As a parent (which you surely can’t understand because you’re single and childless)…
As a parent (a role we share so I’m appealing to your sense of paternity to make you see my point).
What once caused me to recoil and go on the defensive became a tacit invitation to a fraternity for which I didn’t know I was rushing. I didn’t consider being a parent as part of my professional identity any more than I considered being an educator as part of my personal identity. But that was short-sighted, indeed, because I can’t shed either part of myself even if I wanted to.
Moreover, I’ve started to purposely wear my dad hat while at school because it helps to disarm both students and parents. At Back To School Night, I share a photo of my two children and close my remarks with a familiar refrain: we’re in this together.
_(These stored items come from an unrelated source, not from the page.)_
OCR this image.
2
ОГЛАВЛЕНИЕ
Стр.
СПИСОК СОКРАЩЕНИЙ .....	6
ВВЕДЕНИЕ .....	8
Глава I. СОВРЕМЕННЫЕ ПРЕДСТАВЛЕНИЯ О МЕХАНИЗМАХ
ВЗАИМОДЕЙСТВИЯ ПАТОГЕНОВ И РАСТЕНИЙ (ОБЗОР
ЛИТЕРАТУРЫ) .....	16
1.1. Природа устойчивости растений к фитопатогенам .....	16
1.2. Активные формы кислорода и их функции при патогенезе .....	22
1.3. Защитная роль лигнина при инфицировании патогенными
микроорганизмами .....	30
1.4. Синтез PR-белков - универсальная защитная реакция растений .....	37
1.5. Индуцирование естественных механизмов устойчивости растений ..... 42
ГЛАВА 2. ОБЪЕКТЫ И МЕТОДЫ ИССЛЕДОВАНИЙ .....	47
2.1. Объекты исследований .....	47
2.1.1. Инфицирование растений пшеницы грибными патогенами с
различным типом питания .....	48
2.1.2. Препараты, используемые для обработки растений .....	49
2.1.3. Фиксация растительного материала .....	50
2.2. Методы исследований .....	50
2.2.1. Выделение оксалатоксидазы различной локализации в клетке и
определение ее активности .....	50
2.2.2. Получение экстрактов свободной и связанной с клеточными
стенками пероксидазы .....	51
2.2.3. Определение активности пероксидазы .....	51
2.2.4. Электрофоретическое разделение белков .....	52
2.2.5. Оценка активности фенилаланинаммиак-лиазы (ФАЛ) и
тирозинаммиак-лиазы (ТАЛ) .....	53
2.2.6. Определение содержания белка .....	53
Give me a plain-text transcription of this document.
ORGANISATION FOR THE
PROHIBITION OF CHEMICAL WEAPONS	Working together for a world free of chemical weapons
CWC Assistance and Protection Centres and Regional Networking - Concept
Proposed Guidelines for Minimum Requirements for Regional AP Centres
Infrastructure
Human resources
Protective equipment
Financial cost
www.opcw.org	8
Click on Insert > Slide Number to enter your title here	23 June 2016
While I have spent more than half my life as an educator and feel confident in my ability to lead every time I walk in the building, I have only been a parent for ten years and there are days on which I have no idea what I’m doing.
Still, considering my decisions, my students’ lives, and my relationships through my dad lens has only strengthened my leadership and emboldened my resolve. Similarly, I can’t help but visit our fifth and first grade classes with my own children in mind. In this way, I borrow from my professional life to help my personal life because I watch how other children interact with the world and with learning every day, so when I get home each night, I’m better prepared to help my own children.
I have no idea how often life blending happens in other professions, but I would argue that it’s a vital part of ours. If we preach being a better listener, learner, and person to our students, then we owe it to them, and to ourselves, to do the same as adults.